Before you think to take her to task, read also Matt 27:56, Mark 15:40, and John 19:25. If you take a moment to match up those women standing at the cross with the writers’ various descriptions of them, you will find excellent evidence that Salome may have been Jesus’ aunt, Mary’s sister. When you sift through other facts it makes excellent sense. If James and John were his cousins, no wonder they were in that special inner circle, and Peter would have been included because he was their close friend and business partner. If John (the disciple whom Jesus loved) was indeed the youngest apostle, as seems likely, the “baby cousin” could have had a special place in Jesus’ heart from his birth, and it certainly makes sense that Jesus would put his mother, John’s own aunt, into his care after his death.
It also means that Salome was Aunt Salome, and asking her nephew for this favor was not that much of a request, especially if these two cousins were his only relatives among the twelve. Why shouldn’t they be his first and second “vice-presidents?”
Then there are those who will fuss about her misunderstanding of the kingdom. “Tsk-tsk,” it was all about the physical with her. Wasn’t it all about the physical with just about everyone, including his closest companions? How many times did they fuss about who was the greatest among them, even the night Jesus was betrayed? Even after his resurrection when he had been “speaking about the kingdom” for forty days, Acts 1:3, they questioned him just moments before his ascension, “Will you at this time restore the kingdom to Israel?” (v 6). Obviously, they still thought in terms of a physical kingdom.
Was it only once that he had to resist the urge of the people to make him king, John 6:15? I doubt it. How many times did he have to say, My kingdom is not of this world, John 18:36, or, Behold, the kingdom of God is within you, Luke 17:21?
Even the early Christians had to be reminded that the kingdom was spiritual; that the things that might have counted in a physical kingdom were of no value in the spiritual domain. Wealth didn’t matter; race didn’t matter; gender didn’t matter; status didn’t matter, Gal 3:28; Col 3:11. Our weapons are spiritual, not of the flesh, but mighty before God, 2 Cor 10:4. The greatest in the kingdom is the servant of all, not the master. Yet they still had trouble.
The mainstream religious world today has the same problem. Still carnal minded, still “immature” as Paul calls it in I Cor 3, they expect a physical kingdom for a limited amount of time on a physical earth. What is that but the same old notion the Jews had, who laughed at the idea of a humble man with uneducated followers ever conquering anything, much less the world? What is that but the disciples placing grandiosity ahead of humility? And what is that any more than a mother wanting the best for her sons? When you read the gospels, you can almost hear Jesus sigh in frustration, “How long must I bear with you?”
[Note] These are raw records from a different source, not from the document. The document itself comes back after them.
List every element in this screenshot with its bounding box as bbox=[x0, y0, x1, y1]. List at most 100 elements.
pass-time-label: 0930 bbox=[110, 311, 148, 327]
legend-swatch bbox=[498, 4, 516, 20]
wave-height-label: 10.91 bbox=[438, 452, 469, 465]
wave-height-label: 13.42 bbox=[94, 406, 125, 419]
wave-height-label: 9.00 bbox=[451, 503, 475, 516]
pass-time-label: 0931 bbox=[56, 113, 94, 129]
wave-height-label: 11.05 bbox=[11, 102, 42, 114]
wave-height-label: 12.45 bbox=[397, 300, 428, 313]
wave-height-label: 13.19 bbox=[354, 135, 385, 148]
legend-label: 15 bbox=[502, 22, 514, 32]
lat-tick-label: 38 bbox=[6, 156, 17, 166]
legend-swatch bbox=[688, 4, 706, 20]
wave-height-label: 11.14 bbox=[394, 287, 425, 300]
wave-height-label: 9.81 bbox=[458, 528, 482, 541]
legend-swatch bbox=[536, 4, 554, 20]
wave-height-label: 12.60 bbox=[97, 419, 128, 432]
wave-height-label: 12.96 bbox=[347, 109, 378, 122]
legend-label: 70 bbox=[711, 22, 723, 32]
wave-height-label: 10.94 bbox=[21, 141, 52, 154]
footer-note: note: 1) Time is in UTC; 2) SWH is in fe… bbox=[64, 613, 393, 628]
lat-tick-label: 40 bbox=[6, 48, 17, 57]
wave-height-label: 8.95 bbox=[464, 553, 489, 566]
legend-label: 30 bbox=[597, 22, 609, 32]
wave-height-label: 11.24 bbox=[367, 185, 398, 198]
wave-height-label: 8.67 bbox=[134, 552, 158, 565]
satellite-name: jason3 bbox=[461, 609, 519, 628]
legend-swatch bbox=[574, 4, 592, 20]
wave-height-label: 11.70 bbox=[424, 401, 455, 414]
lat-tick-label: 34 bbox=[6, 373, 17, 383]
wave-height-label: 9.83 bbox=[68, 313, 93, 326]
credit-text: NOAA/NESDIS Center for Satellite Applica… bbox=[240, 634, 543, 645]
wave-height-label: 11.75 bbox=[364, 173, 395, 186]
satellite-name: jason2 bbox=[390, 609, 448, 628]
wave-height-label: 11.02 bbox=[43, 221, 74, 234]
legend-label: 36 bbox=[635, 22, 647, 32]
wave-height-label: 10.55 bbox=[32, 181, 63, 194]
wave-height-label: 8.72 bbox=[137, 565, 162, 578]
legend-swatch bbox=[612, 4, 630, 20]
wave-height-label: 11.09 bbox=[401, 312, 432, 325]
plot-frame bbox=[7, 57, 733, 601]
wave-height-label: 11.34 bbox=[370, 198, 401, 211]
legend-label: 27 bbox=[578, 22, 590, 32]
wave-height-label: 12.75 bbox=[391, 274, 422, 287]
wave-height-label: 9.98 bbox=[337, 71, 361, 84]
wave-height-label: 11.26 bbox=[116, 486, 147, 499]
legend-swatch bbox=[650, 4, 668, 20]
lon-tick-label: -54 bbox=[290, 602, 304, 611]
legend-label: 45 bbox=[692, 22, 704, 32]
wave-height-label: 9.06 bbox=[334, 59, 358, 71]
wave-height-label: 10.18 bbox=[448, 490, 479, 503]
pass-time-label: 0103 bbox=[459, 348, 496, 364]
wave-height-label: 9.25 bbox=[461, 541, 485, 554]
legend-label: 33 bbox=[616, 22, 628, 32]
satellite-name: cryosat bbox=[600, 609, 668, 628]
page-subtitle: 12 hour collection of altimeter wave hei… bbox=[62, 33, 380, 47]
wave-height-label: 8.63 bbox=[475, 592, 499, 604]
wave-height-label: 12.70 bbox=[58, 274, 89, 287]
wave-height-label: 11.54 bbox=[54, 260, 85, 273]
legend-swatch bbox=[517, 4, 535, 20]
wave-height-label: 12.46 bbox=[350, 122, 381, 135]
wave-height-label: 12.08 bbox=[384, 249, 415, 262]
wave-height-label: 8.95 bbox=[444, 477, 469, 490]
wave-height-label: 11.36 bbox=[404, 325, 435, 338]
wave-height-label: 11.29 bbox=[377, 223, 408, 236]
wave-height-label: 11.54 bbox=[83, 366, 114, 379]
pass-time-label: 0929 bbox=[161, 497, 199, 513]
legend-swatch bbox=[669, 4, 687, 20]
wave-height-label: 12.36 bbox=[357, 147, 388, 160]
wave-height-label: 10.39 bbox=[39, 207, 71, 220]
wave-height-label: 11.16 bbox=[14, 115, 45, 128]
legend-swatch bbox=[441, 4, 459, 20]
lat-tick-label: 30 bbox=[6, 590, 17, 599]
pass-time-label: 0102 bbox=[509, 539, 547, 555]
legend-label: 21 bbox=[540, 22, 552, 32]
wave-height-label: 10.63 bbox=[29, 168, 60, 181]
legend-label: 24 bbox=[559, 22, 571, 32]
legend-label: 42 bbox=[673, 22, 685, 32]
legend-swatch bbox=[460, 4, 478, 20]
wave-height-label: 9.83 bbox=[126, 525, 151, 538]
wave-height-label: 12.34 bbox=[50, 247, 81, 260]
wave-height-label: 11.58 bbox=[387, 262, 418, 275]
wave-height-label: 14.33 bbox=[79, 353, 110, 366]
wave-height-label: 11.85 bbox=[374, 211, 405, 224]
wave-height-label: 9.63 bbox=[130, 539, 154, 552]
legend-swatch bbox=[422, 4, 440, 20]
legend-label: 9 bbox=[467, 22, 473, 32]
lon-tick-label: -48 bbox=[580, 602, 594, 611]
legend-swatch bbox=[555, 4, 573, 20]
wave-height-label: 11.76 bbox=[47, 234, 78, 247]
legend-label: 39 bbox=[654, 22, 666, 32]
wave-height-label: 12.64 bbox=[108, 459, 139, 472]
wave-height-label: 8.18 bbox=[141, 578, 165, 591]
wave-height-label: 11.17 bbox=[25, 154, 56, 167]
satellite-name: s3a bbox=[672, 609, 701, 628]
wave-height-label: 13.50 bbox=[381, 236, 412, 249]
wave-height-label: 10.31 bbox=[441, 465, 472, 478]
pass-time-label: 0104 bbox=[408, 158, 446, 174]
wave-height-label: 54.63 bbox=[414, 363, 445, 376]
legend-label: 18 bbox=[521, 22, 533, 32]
We have exactly the same problem today when we expect nothing but physical blessings as a Christian. How can it be right for me to suffer illness and loss, “after all I’ve done?” How can it be right for me to face a severe financial setback from the relative wealth I have grown accustomed to or, horror upon horrors, to live in poverty “when I’ve been faithful to you Lord?” Once again we are asking God to restore a physical kingdom with physical blessings. Our shallow-mindedness has made it impossible to see that the spiritual is far more important, and that, I am afraid, will make us unsuited for that spiritual kingdom.
But God is patient. Jesus did bear with those apostles a little longer. However, notice this—they finally came to grips with the reality of a spiritual kingdom, enough so that they gave up everything, including their lives. Jesus will bear with us for awhile too. Just don’t wait too long to figure it out.
For the kingdom of God is not a matter of eating and drinking but of righteousness and peace and joy in the Holy Spirit. Whoever thus serves Christ is acceptable to God...Rom 14:17,18.